The Myth of 100% Demand

Barry Petchesky of Deadspin posted this morning about the New York Jets’ ticket woes. The team reportedly had 12,000 unsold tickets as of last Friday for tonight’s home game against the Houston Texans. And as Petchesky reports, based on data from SeatGeek.com’s Will Flaherty, the secondary market has downgraded the price of some seats to as little as $36.

The more notable thing is that the “secondary market” surveyed by Flaherty does not include data from the NFL’s official ticket resale website–because league policy prohibits anyone from selling tickets below face value on said website. Flaherty explained the disparity between the “official” and unofficial secondary markets:

For example, consider a side-by-side comparison of tickets available on the Jets TicketExchange site in Section 149. These lower level end zone seats have a face value of $125, and on the TicketExchange site, no tickets are permitted to be posted at a price below $125. But on external secondary market sites, tickets in Section 149 can be found for far, far less — for as little as $53 a piece!. In fact, we counted 59 Section 149 tickets listed across the 60 secondary market sites we track at prices below the $125 face value “floor” imposed on the Jets official ticket exchange.

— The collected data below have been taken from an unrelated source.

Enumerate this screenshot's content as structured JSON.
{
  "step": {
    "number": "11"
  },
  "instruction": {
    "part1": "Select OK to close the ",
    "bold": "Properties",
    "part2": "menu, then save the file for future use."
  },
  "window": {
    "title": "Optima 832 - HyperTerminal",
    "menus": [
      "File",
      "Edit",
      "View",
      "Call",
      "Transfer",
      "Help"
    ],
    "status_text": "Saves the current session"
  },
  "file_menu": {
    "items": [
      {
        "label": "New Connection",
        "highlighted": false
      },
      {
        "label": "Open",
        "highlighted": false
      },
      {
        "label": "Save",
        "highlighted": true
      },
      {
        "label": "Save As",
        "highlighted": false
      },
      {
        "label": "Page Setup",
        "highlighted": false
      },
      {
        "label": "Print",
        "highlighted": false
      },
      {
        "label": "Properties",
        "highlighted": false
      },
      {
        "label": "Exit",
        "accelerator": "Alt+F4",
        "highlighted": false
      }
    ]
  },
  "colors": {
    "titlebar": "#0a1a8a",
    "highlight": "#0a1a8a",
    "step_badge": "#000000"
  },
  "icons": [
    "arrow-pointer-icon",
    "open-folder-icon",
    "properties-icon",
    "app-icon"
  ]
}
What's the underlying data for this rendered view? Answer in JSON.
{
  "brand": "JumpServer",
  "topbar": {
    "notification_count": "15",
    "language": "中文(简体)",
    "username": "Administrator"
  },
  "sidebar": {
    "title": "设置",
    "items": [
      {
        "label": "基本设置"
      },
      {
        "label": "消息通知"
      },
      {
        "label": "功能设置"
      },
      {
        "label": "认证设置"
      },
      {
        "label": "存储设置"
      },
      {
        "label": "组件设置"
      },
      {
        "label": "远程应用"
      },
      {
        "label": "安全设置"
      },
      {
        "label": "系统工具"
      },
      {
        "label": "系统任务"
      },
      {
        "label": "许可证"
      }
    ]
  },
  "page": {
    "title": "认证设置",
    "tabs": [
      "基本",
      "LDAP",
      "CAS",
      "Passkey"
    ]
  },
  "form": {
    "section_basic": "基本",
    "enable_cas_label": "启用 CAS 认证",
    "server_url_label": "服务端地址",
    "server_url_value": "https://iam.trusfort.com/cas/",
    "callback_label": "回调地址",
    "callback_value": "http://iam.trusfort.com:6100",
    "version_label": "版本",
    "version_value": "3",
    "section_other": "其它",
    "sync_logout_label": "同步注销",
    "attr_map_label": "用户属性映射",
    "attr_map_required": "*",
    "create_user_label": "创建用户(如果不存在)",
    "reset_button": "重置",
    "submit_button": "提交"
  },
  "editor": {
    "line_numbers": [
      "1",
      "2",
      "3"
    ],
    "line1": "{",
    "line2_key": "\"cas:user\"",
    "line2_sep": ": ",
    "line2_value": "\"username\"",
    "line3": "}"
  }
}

The NFL would like to pretend there’s 100% demand for all games at a fixed minimum price. This would make demand inelastic, as Steve Young erroneously claimed recently. But as Flaherty demonstrated, demand is just as elastic for the NFL–that is, the non-zero-priced live attendance product–as it is for any other form of entertainment.

Indeed, the NFL’s infamous “blackout” rule is an attempt to re-write the law of supply and demand. It specifies a game must be sold out–with tickets selling for a minimum price–in order to air on local television. When games do not sell out, franchise operators may purchase their own tickets in order to maintain the illusion of 100% demand. And the NFL recently modified the definition of “sellout” to lift blackouts when there’s at least 85% demand.

The NFL’s problem is that it insists on building massive stadiums–subsidized by government intervention–to play just a handful of games each year. That creates unrealistic pressure to guarantee 100% demand, especially in markets where the home team isn’t particularly good or faces strong local competition from other forms of entertainment–both of which describe this year’s Jets. And unlike college football, where the supply of home games is more fluid because each team controls its own non-conference schedule, the NFL’s sense of parity requires each team get the same number of home games irrespective of consumer demand.

In theory, the NFL could live off its television revenue alone and give away live attendance tickets for nothing. But the franchise operators have so much invested–politically, if not financially–in stadiums that the league feels compelled to continue peddling the myth of 100% demand.